2. i go to the bathroom none-to-once every 8 hours, instead of my typical 1x/hour frequency. poor bladder…
3. i can walk really fast now. definitely a blessing haha!
4. cuteness and kindness can take you far in this business :P
5. the best insults can be found in the comments section of political op/eds
keeping my mouth (more) shut from now on. 4:40pm, confidently i walked out the door, telling my dad how i’d be home by midnight at the latest because all the sick people were vacationing elsewhere. there were almost three simultaneous codes tonight. and it was the first time i even considered being nauseous—because you know, i can totally control that.
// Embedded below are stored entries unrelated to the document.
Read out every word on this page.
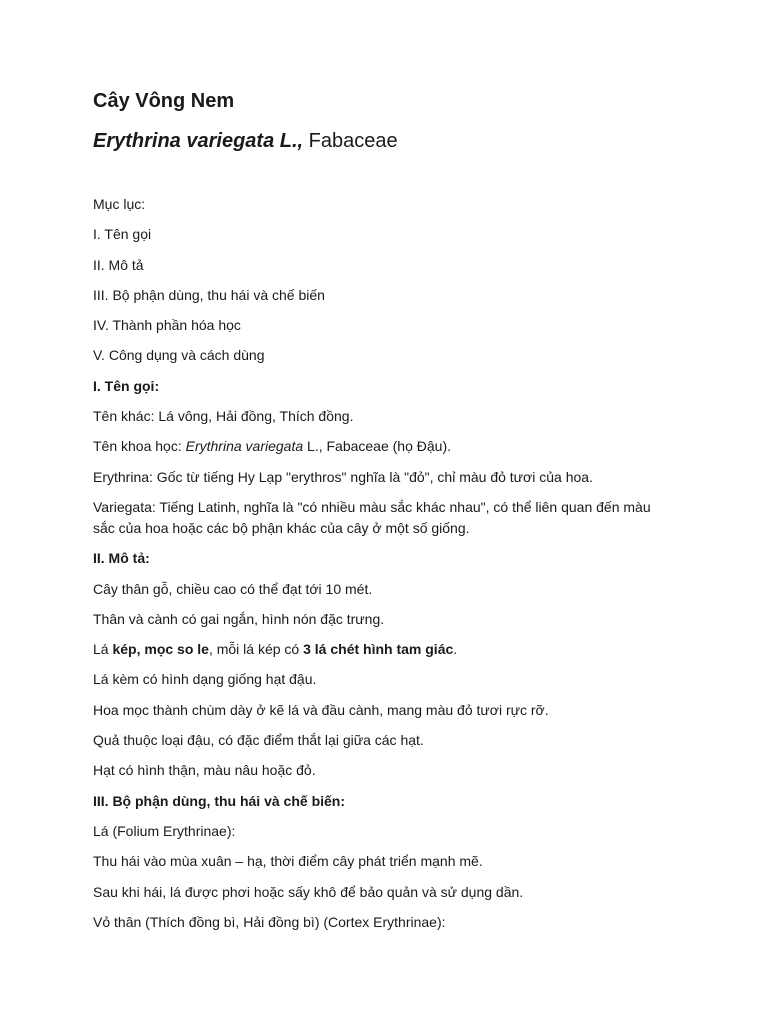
Cây Vông Nem
Erythrina variegata L., Fabaceae

Mục lục:

I. Tên gọi

II. Mô tả

III. Bộ phận dùng, thu hái và chế biến

IV. Thành phần hóa học

V. Công dụng và cách dùng

I. Tên gọi:

Tên khác: Lá vông, Hải đồng, Thích đồng.

Tên khoa học: Erythrina variegata L., Fabaceae (họ Đậu).

Erythrina: Gốc từ tiếng Hy Lạp "erythros" nghĩa là "đỏ", chỉ màu đỏ tươi của hoa.

Variegata: Tiếng Latinh, nghĩa là "có nhiều màu sắc khác nhau", có thể liên quan đến màu sắc của hoa hoặc các bộ phận khác của cây ở một số giống.

II. Mô tả:

Cây thân gỗ, chiều cao có thể đạt tới 10 mét.

Thân và cành có gai ngắn, hình nón đặc trưng.

Lá kép, mọc so le, mỗi lá kép có 3 lá chét hình tam giác.

Lá kèm có hình dạng giống hạt đậu.

Hoa mọc thành chùm dày ở kẽ lá và đầu cành, mang màu đỏ tươi rực rỡ.

Quả thuộc loại đậu, có đặc điểm thắt lại giữa các hạt.

Hạt có hình thận, màu nâu hoặc đỏ.

III. Bộ phận dùng, thu hái và chế biến:

Lá (Folium Erythrinae):

Thu hái vào mùa xuân – hạ, thời điểm cây phát triển mạnh mẽ.

Sau khi hái, lá được phơi hoặc sấy khô để bảo quản và sử dụng dần.

Vỏ thân (Thích đồng bì, Hải đồng bì) (Cortex Erythrinae):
two of the three codes passed, and the last wasn’t even a code and woke up after some mind-clearing (gag-inducing) medication. codes actually aren’t that common at shady grove; on average i would see one every five shifts, and most are dead on arrival. the typical story is that the patient is found unresponsive with an unknown downtime (as in no one knows when the patient actually lost consciousness). i remember my first code vividly. the guy came in with an abdomen inflated to the size of one of those globes on rotating stands. he looked cold. i was more shocked than scared and, this sounds terrible, it was exciting in the sense that you could slice a considerable chunk of tension from the air and choke on it. but of course the doc and nurses were no novices. the doc that night was an above-average go-getter anyway, so the patient got shot with several doses of atropine and epi and was sent on his morbid way to where expired code patients rest.
since then, i’ve seen maybe a dozen others, and it still takes my breath away. there’s still that anticipation that the patient may survive. it’s only happened once.